Converts a Docker image (a bunch of layers) to a flattened "rootfs" tarball.

Why?

Docker images seems to be the lingua franca of distributing application containers. These are very wide-spread. However, is Docker the best runtime environment? Not for everyone.

Undocker bridges the gap between application images (in docker image format) and container runtimes: now you can run a Docker image with systemd-nspawn and/or lxc, without doing the docker pull; docker start; docker export dance.

Usage -- extract docker image

Download nginx docker image from docker hub and convert it to a rootfs:

skopeo copy docker://docker.io/nginx:latest docker-archive:nginx.tar
undocker rootfs nginx.tar - | tar -xv

(the same can be done with docker pull and docker save)

Usage -- systemd-nspawn example

Once the image is converted to a root file-system, it can be started using classic utilities which expect a rootfs:

systemd-nspawn -D $PWD nginx -g 'daemon off;'

Usage -- lxc example

Preparing the image for use with lxc:

undocker rootfs nginx.tar - | xz -T0 > nginx.tar.xz
undocker lxcconfig nginx.tar config
tar -cJf meta.tar.xz config

Import it to lxc and run it:

lxc-create -n bb -t local -- -m meta.tar.xz -f nginx.tar.xz
lxc-start -F -n bb -s lxc.net.0.type=none
lxc-start -F -n bb -s lxc.net.0.type=none -- /docker-entrypoint.sh nginx -g "daemon off;"
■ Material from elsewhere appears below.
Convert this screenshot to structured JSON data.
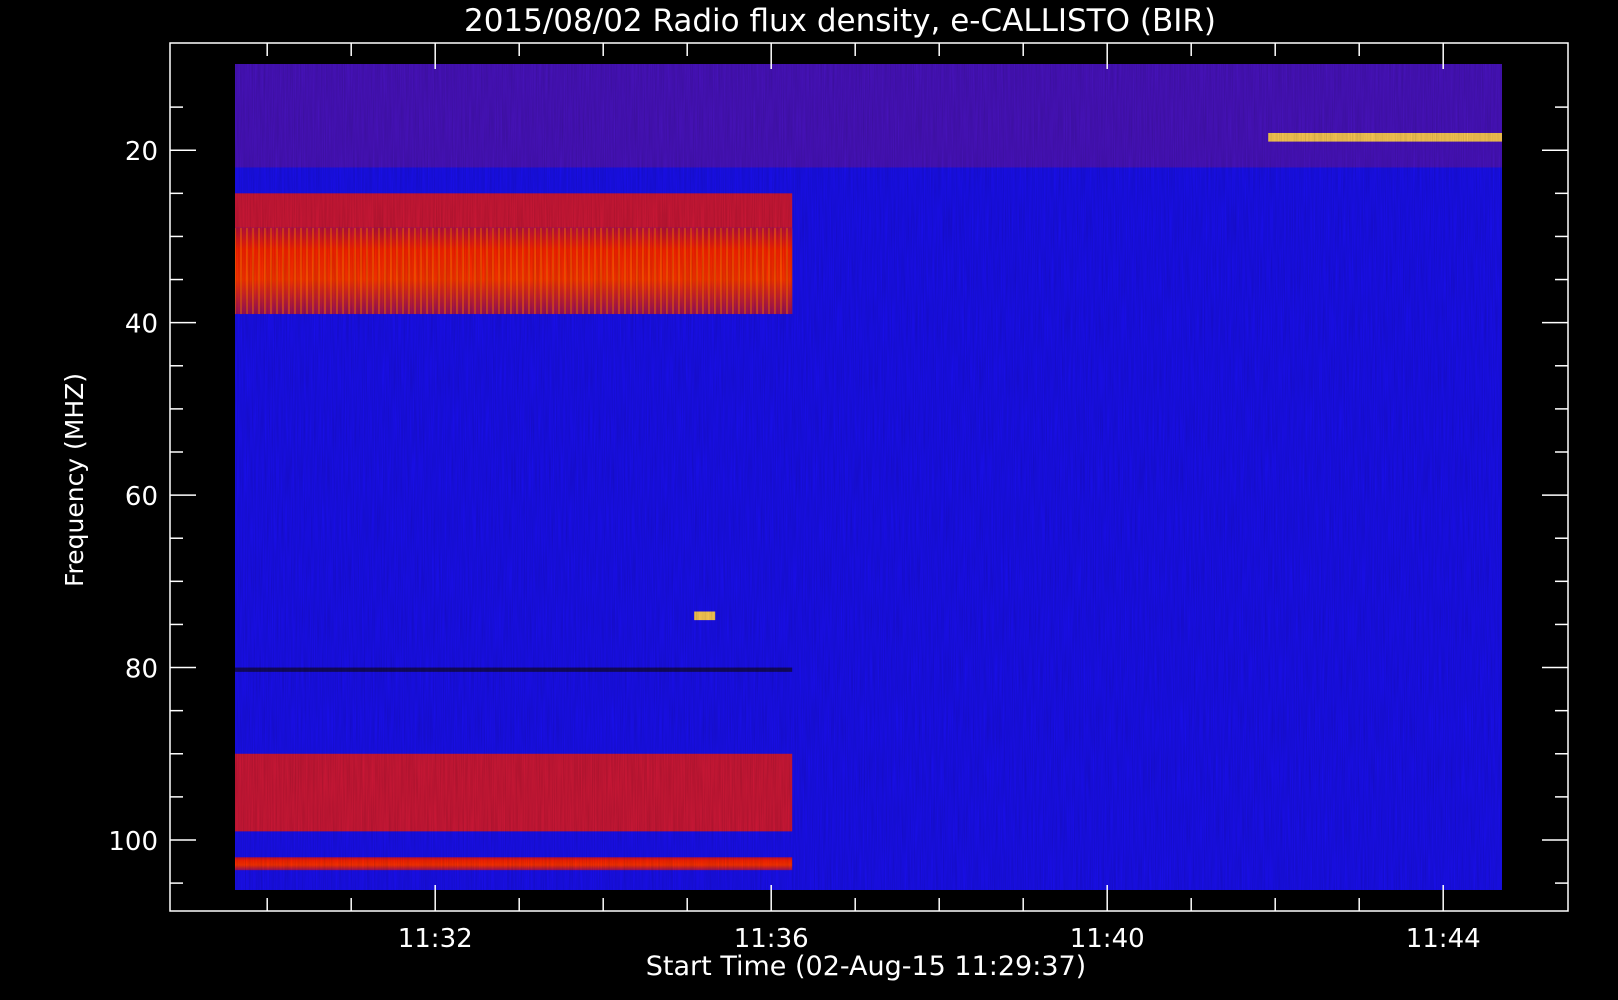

Note: automatic entrypoint does not work well with parameters with spaces; not sure what lxc expects here to make it work.

About the implementation

Extracting docker image layers may be harder than you have thought. See rootfs/doc.go for more details.

The rootfs code is dependency-free (it uses Go's stdlib alone). The existing project dependencies are convenience-only.

Contributions

I will accept pull request for code (including tests) and documentation. I am unlikely to react to bug reports without a patch.